Give a me a fair piece of your budget and I'll give you my vote. Nice.

De silva a 07.09.2014 às 10:34

Mário Assis Ferreira, Director da “Egoísta”, escreve no editorial: “Não sei se foi uma Revolução, um Golpe de Estado, ou uma Insurreição Militar. Nem sei se, tão apenas, foi um regime moribundo, exausto de si próprio, em expiação de cair à simples visão de uma “Chaimite.

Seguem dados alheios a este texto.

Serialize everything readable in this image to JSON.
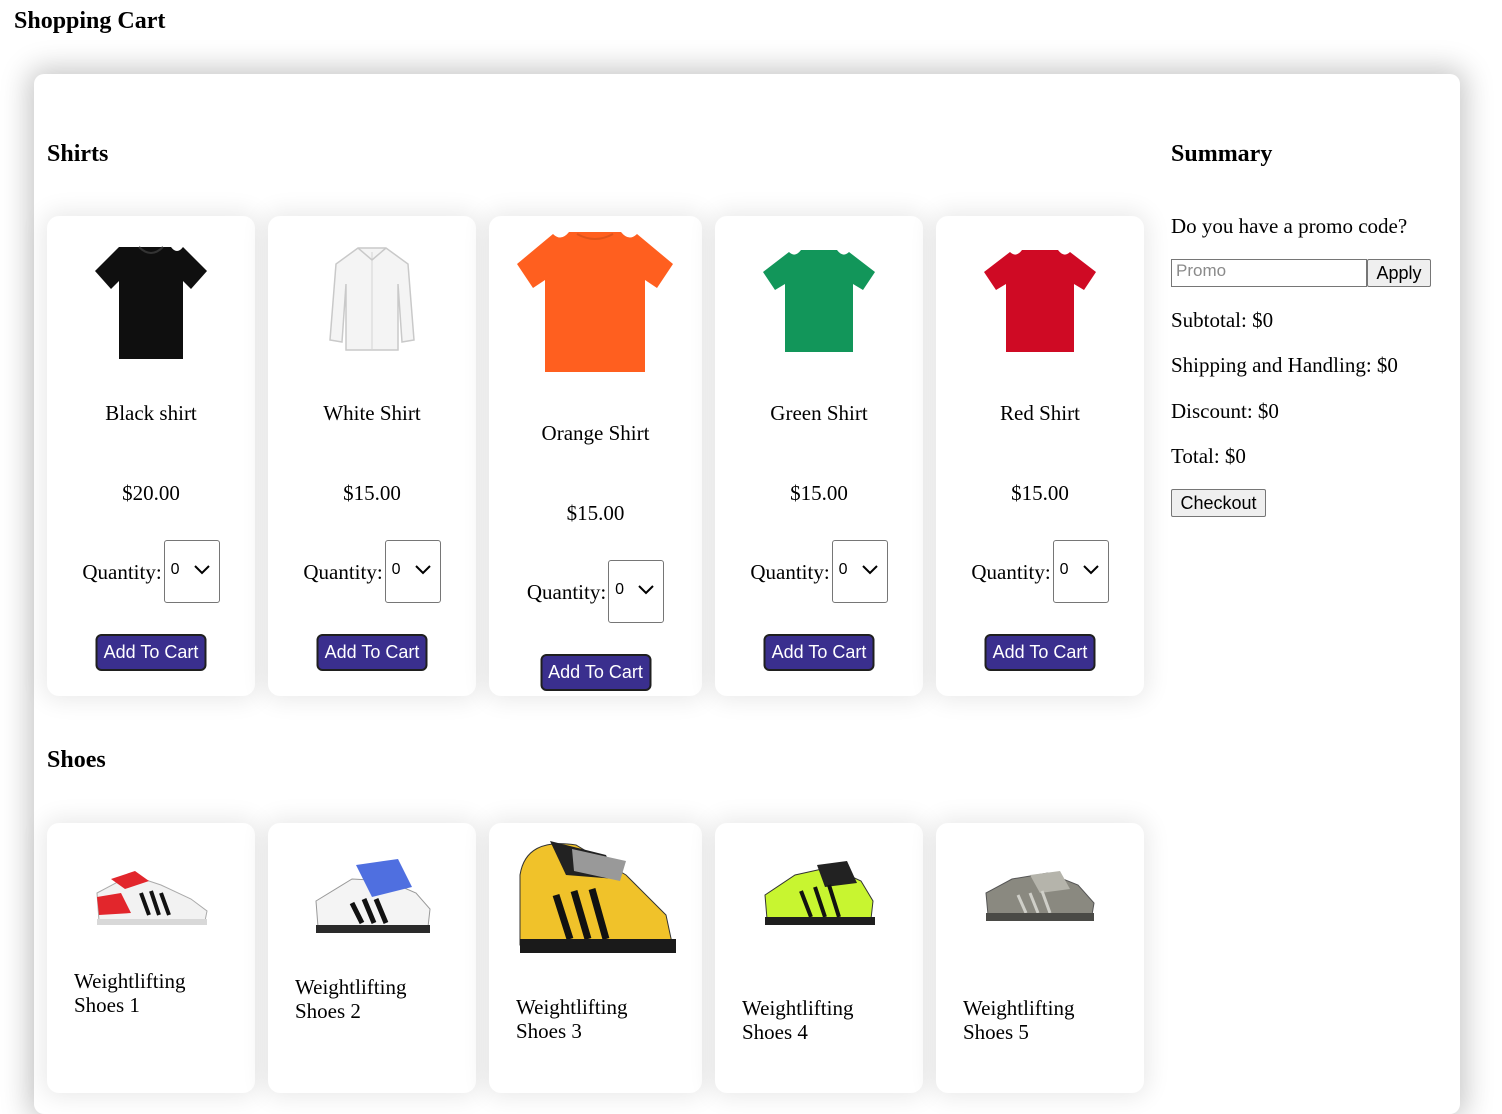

Este tipo não sabe nada, mas fazer despedimentos coletivos é com ele, melhor ainda quando o negócio é para ficar na família, e está lixar-se para quem trama.
Vamos lá ver qual a diferença entre a justiça portuguesa, que desgraça o cidadão que dela precisa como o caso de 112 trabalhadores do Casino Estoril, passam os anos e nada e o JIHADISTA que corta a cabeça a um cidadão dizendo que é infiel.
O JIHADISTA mostra ao mundo a sua justiça mal ou bem.
A justiça portuguesa desgraça o cidadão levando à pobreza lucrando como os bancos e governos que se juntam como uma rede não se podendo provar as mortes por eles causadas.